Grazie alla vaccinazione, sono quasi azzerati in Toscana i casi di meningite da meningococco C nei bimbi da zero a 5 anni, fascia statisticamente più colpita dalla forma più grave della malattia.

 Da quando nel gennaio 2005 è partita la vaccinazione gratuita su neonati e bambini fino a 6 anni, i casi sono diminuiti drasticamente: nel 2004 ne furono colpiti 12 piccoli con due esiti mortali, nel 2005 15, nel 2008 2 e entrambi su bimbi tra 0 e 4 anni non vaccinati. ''La campagna di vaccinazione - ha detto l'assessore toscano alla salute Enrico Rossi nella conferenza stampa di presentazione dai dati promossa da Novartis, che produce i vaccini antimeningococcici - è nata per rispondere alla riproposizione di focolai avvenuta nel 2004 che ci indicava come una delle regioni a maggior rischio.

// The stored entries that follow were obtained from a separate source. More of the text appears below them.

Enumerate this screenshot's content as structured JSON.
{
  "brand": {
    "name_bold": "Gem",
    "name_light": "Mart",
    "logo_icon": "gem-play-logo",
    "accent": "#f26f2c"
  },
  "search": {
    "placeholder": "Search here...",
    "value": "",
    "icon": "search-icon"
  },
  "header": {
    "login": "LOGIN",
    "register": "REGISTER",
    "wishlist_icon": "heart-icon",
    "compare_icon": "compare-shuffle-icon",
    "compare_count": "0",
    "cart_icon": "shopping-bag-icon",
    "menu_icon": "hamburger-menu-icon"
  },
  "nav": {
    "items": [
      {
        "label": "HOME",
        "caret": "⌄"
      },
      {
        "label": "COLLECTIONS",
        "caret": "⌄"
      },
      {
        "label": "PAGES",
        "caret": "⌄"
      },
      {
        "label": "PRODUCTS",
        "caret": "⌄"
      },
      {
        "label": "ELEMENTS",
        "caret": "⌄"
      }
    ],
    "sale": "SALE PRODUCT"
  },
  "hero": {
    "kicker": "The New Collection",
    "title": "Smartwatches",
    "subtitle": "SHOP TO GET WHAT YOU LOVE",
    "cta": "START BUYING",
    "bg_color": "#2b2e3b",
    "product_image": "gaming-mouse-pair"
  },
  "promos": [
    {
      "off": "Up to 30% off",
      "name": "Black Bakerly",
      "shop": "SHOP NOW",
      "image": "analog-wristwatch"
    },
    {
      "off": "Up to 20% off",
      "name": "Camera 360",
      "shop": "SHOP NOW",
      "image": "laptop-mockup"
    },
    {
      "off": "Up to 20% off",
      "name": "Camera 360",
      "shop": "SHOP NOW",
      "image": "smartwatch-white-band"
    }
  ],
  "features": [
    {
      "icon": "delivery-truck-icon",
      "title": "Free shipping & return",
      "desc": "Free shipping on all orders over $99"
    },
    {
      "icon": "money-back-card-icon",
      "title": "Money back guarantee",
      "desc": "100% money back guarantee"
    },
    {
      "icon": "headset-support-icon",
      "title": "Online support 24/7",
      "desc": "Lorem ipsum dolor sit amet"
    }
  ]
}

Ogni anno spendiamo circa 4 milioni di euro per questa vaccinazione accolta dall'86% delle mamme. Dall'anno scorso abbiamo distribuito inoltre vaccini nella fascia d'età 12-14 anni, essendoci un rischio elevato anche tra gli adolescenti''. L'intervento, inoltre, ''ha avuto l'altra conseguenza positiva di rafforzare nella popolazione la propensione alla prevenzione e alle vaccinazione''. Secondo un'indagine di Eurisko, in Italia non tutte le mamme conoscono sintomi e conseguenze della meningite, per lo più per mancanza di informazione, referenti e disomogeneità di distribuzione delle dosi di vaccino. La Toscana fa eccezione: tutte le mamme intervistate sanno cosa è la meningite e che esiste un vaccino. ''La meningite resta una malattia pericolosa - ha detto Paolo Bonanni, ordinario di igiene a Firenze e membro della commissione regionale e nazionale vaccini -. Nel 10-12% di casi ha esiti mortali, nel 20-25% ha conseguenze permanenti''.